MATAHARI belum menampakkan wujudnya, masih remang. Sepagi itu, Mbah Sarbi menuju masjid yang berjarak 300 meter dari rumahnya. Dia bersiap menunaikan salat subuh berjamaah.
Usai salat, kakek berusia 76 tahun merebus air untuk minuman sapi ternaknya. Setelah itu, suami Saini ini membersihkan kandang sapi. Lantas, membersihkan badan, sarapan, dan bersiap ke ladang kopi.
Menyusuri jalan setapak, Mbah Sarbi tak menghiraukan dinginnya udara pagi di daerah pegunungan. Ladangnya berada tak lebih dari 1 km dari rumah, di Dusun Krajan, Desa Kucur, Kecamatan Dau, Kabupaten Malang. Kawasan itu berada di ketinggian sekitar 700 mdpl.
Sinar matahari pagi yang baru menyingsing hangat, mengiringi langkahnya tiba ke ladang kopi miliknya. Di kebun seluas 5.000 m² itu, ada sekitar 5.000 pohon kopi jenis robusta. Sebagian lahan adalah tanah warisan para pendahulu, sebagian lagi dibeli dari hasil jerih keringatnya.
“Ladang kopi ini bagian terpenting dari kehidupan keluarga kami,” ujar Mbah Sarbi, Selasa, 15 September 2020.
Tanaman kopi sudah menjadi sandaran ekonomi ayah dari empat anak ini. Pengetahuan budidaya tumbuhan dengan nama latin coffea canephora, dipelajari dari pengalaman bertahun-tahun. Dalam istilah Jawa dikenal dengan ilmu titen atau mengamati.
Sejak kecil, Mbah Sarbi ikut orang tuanya merawat tanaman kopi itu. Melihat ketekunannya, lantas sang ayah mempercayakan lahan kopi kepadanya.
Sekitar 7-8 tahun lalu, warga Desa Kucur banyak yang mengganti tanaman komoditas kopi dengan tanaman jeruk. Tanaman kopi dianggap kurang menjanjikan secara ekonomi.

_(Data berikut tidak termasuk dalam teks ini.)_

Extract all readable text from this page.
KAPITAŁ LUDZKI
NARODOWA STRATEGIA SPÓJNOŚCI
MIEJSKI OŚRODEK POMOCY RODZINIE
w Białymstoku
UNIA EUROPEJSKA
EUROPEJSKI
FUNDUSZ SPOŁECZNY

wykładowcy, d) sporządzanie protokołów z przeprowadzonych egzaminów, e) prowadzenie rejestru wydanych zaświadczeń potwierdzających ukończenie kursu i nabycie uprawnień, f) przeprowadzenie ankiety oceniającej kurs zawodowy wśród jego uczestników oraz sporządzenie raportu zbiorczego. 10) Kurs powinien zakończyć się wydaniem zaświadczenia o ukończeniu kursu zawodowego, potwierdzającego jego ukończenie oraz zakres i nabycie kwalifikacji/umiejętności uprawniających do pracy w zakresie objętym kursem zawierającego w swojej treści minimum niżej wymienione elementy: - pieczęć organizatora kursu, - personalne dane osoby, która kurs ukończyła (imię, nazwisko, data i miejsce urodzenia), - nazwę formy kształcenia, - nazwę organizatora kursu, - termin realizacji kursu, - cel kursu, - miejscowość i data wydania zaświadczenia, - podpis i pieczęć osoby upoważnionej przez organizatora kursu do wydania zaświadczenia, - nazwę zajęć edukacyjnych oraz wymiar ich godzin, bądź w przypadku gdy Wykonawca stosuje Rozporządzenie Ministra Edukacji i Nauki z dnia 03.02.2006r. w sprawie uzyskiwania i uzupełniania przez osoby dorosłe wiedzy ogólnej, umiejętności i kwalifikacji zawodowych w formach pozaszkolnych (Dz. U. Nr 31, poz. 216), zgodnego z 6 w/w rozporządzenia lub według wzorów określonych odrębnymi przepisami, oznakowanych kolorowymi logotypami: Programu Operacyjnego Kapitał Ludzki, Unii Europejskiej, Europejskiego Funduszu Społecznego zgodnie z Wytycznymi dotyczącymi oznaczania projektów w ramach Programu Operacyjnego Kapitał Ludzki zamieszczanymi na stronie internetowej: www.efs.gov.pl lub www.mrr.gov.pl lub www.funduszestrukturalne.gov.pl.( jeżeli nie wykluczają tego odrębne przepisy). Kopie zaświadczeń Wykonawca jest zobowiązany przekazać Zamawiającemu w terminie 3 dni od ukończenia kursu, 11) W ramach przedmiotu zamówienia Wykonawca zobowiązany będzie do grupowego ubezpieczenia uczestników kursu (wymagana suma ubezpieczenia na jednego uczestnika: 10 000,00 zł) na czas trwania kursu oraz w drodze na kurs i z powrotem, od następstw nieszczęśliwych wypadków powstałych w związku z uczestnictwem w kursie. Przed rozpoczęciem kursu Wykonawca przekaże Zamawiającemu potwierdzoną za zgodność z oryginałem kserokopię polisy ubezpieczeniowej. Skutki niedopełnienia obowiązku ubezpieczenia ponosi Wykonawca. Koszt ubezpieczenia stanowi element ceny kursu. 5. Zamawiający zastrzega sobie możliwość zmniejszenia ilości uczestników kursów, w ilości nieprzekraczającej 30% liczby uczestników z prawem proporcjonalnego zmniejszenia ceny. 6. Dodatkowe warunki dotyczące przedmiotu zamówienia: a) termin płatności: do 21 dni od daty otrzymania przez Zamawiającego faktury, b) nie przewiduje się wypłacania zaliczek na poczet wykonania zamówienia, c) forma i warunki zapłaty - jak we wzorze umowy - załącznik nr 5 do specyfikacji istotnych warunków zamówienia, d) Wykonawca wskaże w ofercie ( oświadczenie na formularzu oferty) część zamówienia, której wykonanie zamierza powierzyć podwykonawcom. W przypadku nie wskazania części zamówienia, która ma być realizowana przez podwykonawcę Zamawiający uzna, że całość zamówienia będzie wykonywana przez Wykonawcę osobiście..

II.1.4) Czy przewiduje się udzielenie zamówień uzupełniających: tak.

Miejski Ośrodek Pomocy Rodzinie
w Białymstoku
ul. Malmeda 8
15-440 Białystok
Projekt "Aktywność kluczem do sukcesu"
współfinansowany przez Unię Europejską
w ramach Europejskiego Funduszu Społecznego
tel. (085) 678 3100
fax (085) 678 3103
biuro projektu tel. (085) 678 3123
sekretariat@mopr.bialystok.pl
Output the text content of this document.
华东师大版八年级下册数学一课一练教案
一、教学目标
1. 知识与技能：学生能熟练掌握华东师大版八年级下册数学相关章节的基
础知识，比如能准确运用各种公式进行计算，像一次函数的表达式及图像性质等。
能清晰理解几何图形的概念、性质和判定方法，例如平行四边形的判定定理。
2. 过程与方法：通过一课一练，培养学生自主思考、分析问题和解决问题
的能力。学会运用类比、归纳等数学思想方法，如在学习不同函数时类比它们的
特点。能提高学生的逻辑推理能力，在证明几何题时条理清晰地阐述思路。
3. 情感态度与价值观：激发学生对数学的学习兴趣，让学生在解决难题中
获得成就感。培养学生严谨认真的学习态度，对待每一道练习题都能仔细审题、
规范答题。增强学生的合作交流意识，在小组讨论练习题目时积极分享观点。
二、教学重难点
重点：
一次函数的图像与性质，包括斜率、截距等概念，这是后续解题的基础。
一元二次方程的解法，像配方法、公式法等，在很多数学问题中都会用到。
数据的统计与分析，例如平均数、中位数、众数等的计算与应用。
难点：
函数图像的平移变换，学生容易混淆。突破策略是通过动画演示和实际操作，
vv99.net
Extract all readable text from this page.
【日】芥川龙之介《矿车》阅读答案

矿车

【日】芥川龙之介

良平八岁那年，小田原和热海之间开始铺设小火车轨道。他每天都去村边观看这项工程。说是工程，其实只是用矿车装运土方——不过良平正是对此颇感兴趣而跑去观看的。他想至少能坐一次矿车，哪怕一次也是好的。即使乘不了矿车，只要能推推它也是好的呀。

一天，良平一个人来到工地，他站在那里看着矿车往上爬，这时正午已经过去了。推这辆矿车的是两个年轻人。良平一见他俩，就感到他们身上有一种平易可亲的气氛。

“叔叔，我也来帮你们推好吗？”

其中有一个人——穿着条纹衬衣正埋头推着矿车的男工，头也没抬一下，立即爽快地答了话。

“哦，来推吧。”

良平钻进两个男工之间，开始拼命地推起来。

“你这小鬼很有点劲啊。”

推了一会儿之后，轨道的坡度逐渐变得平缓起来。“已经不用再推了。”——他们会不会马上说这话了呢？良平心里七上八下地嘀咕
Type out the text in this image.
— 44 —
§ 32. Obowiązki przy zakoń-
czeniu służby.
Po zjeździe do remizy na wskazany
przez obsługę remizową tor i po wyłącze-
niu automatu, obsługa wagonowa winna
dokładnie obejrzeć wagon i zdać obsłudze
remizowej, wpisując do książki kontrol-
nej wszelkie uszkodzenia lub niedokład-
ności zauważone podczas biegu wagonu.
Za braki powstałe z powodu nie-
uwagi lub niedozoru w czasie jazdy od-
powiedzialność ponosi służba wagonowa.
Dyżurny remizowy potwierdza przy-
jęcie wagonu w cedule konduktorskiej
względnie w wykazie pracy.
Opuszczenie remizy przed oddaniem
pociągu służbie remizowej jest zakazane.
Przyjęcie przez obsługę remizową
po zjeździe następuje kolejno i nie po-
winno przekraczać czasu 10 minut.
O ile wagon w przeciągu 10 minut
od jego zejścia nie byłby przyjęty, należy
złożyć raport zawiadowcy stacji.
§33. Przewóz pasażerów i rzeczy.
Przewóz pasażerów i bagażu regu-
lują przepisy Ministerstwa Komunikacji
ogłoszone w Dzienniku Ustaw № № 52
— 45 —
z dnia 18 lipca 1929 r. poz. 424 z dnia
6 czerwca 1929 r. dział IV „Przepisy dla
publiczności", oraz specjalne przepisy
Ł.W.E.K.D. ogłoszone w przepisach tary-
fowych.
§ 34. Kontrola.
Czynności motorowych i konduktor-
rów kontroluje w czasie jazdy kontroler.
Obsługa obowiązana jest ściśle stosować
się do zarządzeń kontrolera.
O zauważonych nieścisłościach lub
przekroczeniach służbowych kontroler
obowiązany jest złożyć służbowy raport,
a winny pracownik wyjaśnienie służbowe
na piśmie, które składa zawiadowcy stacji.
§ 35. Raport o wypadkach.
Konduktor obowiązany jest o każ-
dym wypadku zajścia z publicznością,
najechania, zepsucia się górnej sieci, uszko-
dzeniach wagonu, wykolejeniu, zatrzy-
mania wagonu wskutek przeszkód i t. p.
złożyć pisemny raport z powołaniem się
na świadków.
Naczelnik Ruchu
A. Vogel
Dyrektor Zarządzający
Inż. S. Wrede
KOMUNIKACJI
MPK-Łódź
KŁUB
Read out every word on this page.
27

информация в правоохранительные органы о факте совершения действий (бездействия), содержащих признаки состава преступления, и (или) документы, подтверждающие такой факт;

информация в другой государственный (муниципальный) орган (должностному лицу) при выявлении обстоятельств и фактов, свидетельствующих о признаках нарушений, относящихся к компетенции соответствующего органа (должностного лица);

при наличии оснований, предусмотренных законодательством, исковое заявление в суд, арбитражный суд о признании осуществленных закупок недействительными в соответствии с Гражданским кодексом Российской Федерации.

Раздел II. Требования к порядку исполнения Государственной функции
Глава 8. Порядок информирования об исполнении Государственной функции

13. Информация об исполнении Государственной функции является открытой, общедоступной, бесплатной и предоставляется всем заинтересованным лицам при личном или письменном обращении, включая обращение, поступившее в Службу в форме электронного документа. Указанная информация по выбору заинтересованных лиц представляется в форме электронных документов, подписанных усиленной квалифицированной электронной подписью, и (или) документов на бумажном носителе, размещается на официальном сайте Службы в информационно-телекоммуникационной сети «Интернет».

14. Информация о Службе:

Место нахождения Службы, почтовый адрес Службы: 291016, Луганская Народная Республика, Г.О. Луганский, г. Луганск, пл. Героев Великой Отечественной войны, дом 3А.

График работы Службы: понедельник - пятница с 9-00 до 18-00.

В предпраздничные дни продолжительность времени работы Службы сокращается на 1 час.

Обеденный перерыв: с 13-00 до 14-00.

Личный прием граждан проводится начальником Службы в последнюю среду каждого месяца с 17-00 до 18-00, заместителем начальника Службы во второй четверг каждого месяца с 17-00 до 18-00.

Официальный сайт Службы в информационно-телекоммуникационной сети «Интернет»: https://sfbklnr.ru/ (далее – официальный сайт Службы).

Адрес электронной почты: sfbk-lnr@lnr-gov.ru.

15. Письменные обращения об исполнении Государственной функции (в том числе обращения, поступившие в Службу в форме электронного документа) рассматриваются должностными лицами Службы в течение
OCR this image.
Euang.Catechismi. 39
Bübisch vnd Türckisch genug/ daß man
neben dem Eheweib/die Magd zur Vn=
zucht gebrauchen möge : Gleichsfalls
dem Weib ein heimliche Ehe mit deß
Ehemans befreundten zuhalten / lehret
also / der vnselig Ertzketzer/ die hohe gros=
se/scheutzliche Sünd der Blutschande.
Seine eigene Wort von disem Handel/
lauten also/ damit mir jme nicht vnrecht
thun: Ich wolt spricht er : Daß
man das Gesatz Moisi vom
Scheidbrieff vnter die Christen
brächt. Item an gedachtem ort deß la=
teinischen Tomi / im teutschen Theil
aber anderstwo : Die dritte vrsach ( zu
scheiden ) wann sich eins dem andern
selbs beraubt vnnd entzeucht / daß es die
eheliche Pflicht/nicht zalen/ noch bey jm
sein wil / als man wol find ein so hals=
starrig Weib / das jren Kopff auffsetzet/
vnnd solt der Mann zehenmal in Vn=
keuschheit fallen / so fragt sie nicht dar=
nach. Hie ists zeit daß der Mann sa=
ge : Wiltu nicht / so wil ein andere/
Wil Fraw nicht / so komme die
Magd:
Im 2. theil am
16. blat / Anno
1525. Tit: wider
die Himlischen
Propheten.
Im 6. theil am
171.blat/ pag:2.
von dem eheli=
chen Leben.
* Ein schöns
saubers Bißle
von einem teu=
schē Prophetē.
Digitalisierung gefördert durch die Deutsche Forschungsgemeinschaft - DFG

Maka, berbondong-bondonglah tanaman kopi didongkel: ditanami bibit-bibit buah jeruk.
Di era pemerintahan orde baru, tanaman cengkeh yang lebih dulu ada juga dicabuti. Cengkeh banyak yang ditebang, seiring permasalahan seputar perdagangan yang saat itu dikelola Badan Penyangga dan Pemasaran Cengkeh atau BPPC.
Ketika warga lain mengganti kopi dengan tanaman lain, namun tidak dengan Mbah Sarbi. “Kenapa harus diganti, kopi sangat cocok dengan lahan di sini,” ujarnya.
Setiap hari, kopi dirawat dengan memangkas dahan secara rutin atau miwil. Mbah Sarbi memilih pupuk kandang, kotoran ternak sapinya, serta kompos dedaunan untuk menyuburkan tanaman. Dia meyakini jika kopi diperlakukan dengan baik, tentu akan memberikan hasil yang baik pula.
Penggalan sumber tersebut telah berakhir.